Short-selling involves traders borrowing shares and immediately selling them before buying them back at a lower price when their value falls.

Although advocates of the practice say that it leads to more accurate share pricing, it can also fuel speculation and undermine public confidence in markets.

In a ruling on Wednesday (22 January), the ECJ dismissed "in its entirety" four complaints by the UK government, finding that the regulation was "precisely delineated and amenable to judicial review" and conformed with the EU treaty.

It pointed out that the legislation requires ESMA to inform national regulators before it takes decisions and review them every three months.

But the ruling comes as a surprise. Less than four months ago, an opinion by the Court's advocate-general Niilo Jaeaeskinen suggested that ESMA's powers "go beyond what could be legitimately adopted as a harmonising measure necessary for the establishment or functioning of the internal market."
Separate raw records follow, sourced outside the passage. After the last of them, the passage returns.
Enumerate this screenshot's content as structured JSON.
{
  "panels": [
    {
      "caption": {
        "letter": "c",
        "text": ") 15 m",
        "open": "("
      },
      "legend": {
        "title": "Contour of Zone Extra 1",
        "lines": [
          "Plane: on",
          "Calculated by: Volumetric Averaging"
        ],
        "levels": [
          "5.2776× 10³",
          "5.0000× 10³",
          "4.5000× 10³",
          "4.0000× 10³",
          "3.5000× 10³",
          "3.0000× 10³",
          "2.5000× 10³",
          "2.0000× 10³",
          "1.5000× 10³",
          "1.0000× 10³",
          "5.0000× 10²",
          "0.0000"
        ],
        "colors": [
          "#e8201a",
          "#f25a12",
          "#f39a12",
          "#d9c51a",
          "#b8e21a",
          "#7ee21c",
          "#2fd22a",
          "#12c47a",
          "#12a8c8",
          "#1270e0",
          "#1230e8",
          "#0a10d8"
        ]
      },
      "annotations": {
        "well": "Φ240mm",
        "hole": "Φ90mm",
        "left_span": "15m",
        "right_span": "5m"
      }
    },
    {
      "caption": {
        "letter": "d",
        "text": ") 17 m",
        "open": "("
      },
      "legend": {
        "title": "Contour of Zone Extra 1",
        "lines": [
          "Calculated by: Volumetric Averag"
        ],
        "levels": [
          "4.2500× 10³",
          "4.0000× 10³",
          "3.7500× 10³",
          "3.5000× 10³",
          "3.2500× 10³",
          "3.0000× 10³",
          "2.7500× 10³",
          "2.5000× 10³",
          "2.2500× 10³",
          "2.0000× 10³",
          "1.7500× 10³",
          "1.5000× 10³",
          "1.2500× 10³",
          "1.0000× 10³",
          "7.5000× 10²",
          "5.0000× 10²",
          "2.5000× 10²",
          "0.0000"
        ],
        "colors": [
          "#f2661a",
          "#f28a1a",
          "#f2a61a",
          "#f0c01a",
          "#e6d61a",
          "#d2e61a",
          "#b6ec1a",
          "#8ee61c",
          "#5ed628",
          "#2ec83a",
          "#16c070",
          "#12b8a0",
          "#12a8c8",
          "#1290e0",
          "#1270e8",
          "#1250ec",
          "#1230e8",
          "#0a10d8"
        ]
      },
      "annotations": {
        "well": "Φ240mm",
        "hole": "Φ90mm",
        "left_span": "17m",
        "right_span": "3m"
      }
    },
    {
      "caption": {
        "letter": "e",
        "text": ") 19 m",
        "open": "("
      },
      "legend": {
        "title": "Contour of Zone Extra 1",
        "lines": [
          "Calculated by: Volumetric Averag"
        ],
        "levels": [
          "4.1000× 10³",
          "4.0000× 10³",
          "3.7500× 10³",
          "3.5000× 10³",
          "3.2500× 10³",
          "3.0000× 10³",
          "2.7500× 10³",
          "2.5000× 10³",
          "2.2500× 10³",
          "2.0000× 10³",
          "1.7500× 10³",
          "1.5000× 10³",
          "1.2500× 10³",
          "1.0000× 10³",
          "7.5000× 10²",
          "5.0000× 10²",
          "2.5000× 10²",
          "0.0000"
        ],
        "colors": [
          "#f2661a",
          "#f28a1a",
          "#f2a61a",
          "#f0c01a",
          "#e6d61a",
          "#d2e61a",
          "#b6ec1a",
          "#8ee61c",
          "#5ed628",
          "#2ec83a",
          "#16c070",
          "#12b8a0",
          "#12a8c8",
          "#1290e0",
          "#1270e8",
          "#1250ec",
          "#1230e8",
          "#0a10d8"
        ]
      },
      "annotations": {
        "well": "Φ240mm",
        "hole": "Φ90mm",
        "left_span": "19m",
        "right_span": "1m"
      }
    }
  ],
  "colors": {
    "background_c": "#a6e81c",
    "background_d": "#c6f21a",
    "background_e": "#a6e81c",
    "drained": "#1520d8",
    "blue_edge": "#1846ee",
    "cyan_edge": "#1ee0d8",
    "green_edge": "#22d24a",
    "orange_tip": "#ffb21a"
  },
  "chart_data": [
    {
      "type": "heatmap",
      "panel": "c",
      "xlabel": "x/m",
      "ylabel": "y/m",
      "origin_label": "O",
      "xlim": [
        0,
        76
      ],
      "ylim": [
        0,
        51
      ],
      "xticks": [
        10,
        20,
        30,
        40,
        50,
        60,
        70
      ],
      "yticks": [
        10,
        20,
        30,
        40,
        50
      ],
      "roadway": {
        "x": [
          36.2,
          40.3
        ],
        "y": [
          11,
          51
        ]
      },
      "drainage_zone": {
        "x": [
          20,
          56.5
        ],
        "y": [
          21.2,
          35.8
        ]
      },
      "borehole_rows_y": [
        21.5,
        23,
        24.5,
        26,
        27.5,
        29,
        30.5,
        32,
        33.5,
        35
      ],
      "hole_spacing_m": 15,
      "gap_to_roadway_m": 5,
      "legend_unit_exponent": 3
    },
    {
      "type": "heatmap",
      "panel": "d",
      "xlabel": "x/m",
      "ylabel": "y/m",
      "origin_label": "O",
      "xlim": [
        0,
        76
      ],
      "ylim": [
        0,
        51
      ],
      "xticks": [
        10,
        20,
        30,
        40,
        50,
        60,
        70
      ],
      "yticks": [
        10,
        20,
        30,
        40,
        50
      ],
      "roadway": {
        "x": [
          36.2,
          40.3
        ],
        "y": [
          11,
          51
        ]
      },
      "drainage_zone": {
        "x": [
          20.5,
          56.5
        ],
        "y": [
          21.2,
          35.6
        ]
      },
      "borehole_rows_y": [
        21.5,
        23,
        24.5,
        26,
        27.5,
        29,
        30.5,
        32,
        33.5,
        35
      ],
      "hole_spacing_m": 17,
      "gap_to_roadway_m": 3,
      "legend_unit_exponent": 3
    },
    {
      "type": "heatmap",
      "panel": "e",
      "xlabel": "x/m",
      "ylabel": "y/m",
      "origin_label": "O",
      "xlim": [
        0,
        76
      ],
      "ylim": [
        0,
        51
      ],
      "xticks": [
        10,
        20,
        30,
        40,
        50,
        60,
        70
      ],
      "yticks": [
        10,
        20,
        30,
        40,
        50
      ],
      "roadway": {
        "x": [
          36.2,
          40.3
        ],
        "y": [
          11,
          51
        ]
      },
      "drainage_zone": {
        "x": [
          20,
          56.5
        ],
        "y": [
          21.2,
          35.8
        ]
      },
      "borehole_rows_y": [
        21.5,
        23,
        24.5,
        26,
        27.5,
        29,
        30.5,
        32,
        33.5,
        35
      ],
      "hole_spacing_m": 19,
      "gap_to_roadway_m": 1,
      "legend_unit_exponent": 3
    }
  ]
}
Although such opinions are not binding on the court, they are rarely contradicted by its team of judges.

The ruling also overturns a legal mechanism that UK officials have relied on to prevent 'mission-creep' since joining the European Community in 1971.

Under the so-called 'Meroni' ruling of 1958, which originally applied to the European Coal and Steel Community, delegated powers from EU institutions to agencies could not involve political judgements because this would undermine the balance of power between EU institutions.

Contacted by this website, a government spokesman said that the UK was "disappointed" with the ruling.

"We've consistently said we want tough financial regulation that works but any powers conferred on EU agencies must be consistent with the EU Treaties and ensure legal certainty," he said.

"We will now consider the judgment in detail and respond, in full, at a later date."

The case is the first of a series of legal challenges that the UK, which has Europe's largest financial services sector, has launched against EU regulation.

In 2013, the UK joined with Luxembourg to oppose plans by eleven EU countries to set up a financial transactions tax. It is also challenging new rules to cap bank bonuses.